Most significantly for United this season, the emergence of Tom Cleverley, Danny Welbeck and Chris Smalling, although not directly from the youth system, has took the team’s game to a whole new level. Cleverley had managed to start all four of United’s Premier League games after his outstanding performance in the second half of the Community Shield, keeping Michael Carrick and Darren Fletcher out the team and providing another creative spark in the last third for United. Sadly though, the midfielder was injured in the 5-0 United win at Bolton, an injury which he could have definitely done without.

Welbeck has also emerged from the shadows at Old Trafford, after a successful loan spell at Sunderland last year. Starting the first three games of United’s season before being injured, his electric pace, smart link up play and Cantona-esque composure in front of goal has led to two goals in three games, keeping Javier Hernandez and Dimitar Berbatov out the squad.

Both players have turned themselves in to Manchester United regulars, and the sooner they return from injury the stronger the team will get. However, one player who remains in the starting XI and a pivotal part of the squad is Chris Smalling.

Smalling, changing from centre back to right back, has took his game to a whole new level after a brilliant debut season with the champions and doesn’t look like stopping his outstanding form. Although signed from Fulham for £10million two summers ago, Ferguson has managed to trust Smalling on the biggest stage, and after an assured display, as well as a goal against Chelsea in the Community Shield, he has made the right back slot his own.

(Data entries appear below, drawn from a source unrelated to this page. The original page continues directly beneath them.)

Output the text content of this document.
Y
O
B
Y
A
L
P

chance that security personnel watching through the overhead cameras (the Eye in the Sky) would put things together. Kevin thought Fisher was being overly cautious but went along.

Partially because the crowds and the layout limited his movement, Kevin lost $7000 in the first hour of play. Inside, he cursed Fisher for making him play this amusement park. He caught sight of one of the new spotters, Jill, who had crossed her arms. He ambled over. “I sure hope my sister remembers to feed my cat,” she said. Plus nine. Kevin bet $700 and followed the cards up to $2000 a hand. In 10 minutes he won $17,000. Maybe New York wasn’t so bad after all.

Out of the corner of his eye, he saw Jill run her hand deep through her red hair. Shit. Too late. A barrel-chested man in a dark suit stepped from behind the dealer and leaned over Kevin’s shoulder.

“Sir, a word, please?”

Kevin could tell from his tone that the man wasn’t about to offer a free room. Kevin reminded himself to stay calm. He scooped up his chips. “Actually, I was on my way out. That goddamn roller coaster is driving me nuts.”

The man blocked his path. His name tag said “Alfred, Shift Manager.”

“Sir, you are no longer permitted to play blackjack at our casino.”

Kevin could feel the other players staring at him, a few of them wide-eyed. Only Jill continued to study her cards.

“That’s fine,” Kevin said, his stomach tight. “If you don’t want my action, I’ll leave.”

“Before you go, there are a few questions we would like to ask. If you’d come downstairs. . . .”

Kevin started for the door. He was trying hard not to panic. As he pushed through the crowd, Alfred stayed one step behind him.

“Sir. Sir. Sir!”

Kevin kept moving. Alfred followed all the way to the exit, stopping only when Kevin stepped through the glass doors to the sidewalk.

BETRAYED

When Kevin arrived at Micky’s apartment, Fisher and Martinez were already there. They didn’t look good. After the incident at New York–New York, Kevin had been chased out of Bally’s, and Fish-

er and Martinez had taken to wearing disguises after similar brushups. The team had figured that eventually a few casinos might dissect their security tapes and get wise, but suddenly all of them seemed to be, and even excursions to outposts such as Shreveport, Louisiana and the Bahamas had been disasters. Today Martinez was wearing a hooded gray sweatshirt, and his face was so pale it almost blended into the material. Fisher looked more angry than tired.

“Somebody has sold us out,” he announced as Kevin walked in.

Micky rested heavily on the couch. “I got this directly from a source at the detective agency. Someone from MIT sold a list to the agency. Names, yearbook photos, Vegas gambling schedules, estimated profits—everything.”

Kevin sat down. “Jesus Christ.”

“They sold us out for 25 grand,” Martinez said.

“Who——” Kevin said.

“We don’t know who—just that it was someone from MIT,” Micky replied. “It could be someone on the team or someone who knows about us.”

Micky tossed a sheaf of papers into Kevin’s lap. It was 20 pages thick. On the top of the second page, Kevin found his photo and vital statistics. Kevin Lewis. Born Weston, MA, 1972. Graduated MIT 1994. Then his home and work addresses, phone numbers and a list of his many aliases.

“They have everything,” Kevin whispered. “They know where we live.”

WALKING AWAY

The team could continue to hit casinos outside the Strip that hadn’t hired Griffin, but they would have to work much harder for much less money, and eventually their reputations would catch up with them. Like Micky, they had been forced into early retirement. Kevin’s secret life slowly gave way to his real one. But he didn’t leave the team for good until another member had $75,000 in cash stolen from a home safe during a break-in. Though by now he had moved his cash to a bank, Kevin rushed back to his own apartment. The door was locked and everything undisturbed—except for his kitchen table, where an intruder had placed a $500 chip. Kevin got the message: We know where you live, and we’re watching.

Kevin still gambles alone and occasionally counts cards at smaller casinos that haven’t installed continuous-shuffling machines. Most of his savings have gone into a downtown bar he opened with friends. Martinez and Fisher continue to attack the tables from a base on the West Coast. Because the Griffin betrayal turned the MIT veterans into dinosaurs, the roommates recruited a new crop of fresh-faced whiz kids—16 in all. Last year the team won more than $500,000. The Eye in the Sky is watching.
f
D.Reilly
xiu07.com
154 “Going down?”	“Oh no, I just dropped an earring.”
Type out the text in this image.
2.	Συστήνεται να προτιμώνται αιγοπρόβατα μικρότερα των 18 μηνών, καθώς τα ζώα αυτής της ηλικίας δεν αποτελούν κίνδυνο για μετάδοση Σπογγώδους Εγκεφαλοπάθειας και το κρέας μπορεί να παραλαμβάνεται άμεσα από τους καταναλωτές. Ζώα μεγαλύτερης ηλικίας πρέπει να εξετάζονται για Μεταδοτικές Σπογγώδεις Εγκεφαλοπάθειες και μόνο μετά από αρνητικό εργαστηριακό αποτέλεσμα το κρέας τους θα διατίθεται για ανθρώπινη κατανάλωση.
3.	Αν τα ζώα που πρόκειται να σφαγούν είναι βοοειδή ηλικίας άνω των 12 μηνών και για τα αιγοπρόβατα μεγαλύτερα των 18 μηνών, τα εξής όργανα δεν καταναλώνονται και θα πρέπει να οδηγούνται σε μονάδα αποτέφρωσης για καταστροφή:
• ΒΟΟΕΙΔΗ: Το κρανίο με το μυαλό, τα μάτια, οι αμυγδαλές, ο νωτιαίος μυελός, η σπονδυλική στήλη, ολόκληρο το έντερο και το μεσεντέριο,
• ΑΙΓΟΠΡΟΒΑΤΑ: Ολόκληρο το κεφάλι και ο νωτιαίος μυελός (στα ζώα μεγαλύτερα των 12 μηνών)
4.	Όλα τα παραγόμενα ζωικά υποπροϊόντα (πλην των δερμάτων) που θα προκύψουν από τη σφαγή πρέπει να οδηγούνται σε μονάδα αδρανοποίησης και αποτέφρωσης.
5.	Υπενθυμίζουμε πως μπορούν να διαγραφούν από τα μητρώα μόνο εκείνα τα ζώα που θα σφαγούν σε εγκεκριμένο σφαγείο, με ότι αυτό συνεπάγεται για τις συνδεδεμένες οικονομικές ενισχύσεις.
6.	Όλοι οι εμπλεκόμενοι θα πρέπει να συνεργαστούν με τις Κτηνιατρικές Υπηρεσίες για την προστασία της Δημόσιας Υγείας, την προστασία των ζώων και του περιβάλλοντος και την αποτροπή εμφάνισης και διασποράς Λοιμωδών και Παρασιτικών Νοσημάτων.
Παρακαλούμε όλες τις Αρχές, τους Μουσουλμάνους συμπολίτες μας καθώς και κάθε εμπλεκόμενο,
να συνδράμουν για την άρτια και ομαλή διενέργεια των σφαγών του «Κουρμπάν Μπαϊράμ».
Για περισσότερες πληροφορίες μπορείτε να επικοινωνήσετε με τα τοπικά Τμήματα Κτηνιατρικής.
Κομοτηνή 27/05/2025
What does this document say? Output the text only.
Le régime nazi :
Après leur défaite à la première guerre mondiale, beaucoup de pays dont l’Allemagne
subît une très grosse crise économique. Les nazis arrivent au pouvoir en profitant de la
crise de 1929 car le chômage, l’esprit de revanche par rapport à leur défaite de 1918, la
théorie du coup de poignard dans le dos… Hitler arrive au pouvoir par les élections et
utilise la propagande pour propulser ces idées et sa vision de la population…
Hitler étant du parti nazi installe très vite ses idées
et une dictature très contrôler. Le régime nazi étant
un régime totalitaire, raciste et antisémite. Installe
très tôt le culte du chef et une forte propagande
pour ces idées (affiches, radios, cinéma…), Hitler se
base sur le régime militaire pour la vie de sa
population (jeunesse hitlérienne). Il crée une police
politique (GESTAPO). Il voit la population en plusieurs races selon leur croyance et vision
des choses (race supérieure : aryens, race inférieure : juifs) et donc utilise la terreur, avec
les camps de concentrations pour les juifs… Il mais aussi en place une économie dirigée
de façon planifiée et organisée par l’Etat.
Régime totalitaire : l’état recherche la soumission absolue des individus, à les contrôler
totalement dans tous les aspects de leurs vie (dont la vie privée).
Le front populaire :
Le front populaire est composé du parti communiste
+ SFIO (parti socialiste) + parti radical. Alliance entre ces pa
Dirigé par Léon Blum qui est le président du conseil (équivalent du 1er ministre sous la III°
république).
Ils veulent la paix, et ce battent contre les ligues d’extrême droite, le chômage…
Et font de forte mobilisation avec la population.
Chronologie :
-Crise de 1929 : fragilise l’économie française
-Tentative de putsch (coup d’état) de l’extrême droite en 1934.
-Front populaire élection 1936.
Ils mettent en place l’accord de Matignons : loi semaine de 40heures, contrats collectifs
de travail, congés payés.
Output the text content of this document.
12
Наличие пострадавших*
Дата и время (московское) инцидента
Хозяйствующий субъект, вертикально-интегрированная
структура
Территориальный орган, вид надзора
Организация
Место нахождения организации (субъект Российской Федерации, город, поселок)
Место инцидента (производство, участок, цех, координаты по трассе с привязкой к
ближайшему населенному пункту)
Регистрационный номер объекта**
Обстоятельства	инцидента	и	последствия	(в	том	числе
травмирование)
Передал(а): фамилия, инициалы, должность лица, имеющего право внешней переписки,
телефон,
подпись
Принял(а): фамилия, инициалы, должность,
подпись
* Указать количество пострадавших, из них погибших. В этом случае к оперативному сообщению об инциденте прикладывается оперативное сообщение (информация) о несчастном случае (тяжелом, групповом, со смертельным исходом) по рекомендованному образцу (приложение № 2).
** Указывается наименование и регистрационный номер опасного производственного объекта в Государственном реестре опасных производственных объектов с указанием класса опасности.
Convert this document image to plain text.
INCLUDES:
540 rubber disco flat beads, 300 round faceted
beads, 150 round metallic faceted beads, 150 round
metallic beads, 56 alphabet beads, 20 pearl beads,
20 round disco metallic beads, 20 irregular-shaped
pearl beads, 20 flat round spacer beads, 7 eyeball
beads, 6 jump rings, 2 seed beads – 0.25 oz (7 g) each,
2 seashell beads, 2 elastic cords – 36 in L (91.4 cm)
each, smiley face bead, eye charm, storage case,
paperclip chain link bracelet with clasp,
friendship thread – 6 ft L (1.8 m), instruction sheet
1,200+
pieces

This led to special praise from Ferguson and international manager Fabio Capello, who started the defender in his side’s latest qualifiers against Bulgaria and Wales.

De Gea, Smalling and Jones will provide stability for United for many years to come and have already shown they can be relied upon in the absence of Ferdinand, Vidic and the retirement of Van Der Sar. Young, Cleverley, Welbeck as well as Hernandez and Rooney will be relied upon to create the attacking verve and flamboyancy that has always been attributed with Ferguson sides.

The most devastating thing for the rest of the Premier League though, is that this side is filled with relatively experienced young players such as Rooney, Anderson, Fletcher, Nani and Young, but with Cleverley, Welbeck, Jones, De Gea and Smalling added to the squad, the kids have every chance of dominating domestically as well as in Europe for years to come.

The emerging youthful side Ferguson has built has also managed to achieve United’s best start to a season under his tenure, a statistic which begs the question can they still move up a level? If so, Ferguson could find himself winning even more with his kids.

Success is most definitely now going to depend on producing high quality youth players, and teams such as Rangers and Celtic, with little money to spend, will have to follow the trend or see the terrible effect it will have on the quality of their play and success domestically and in Europe.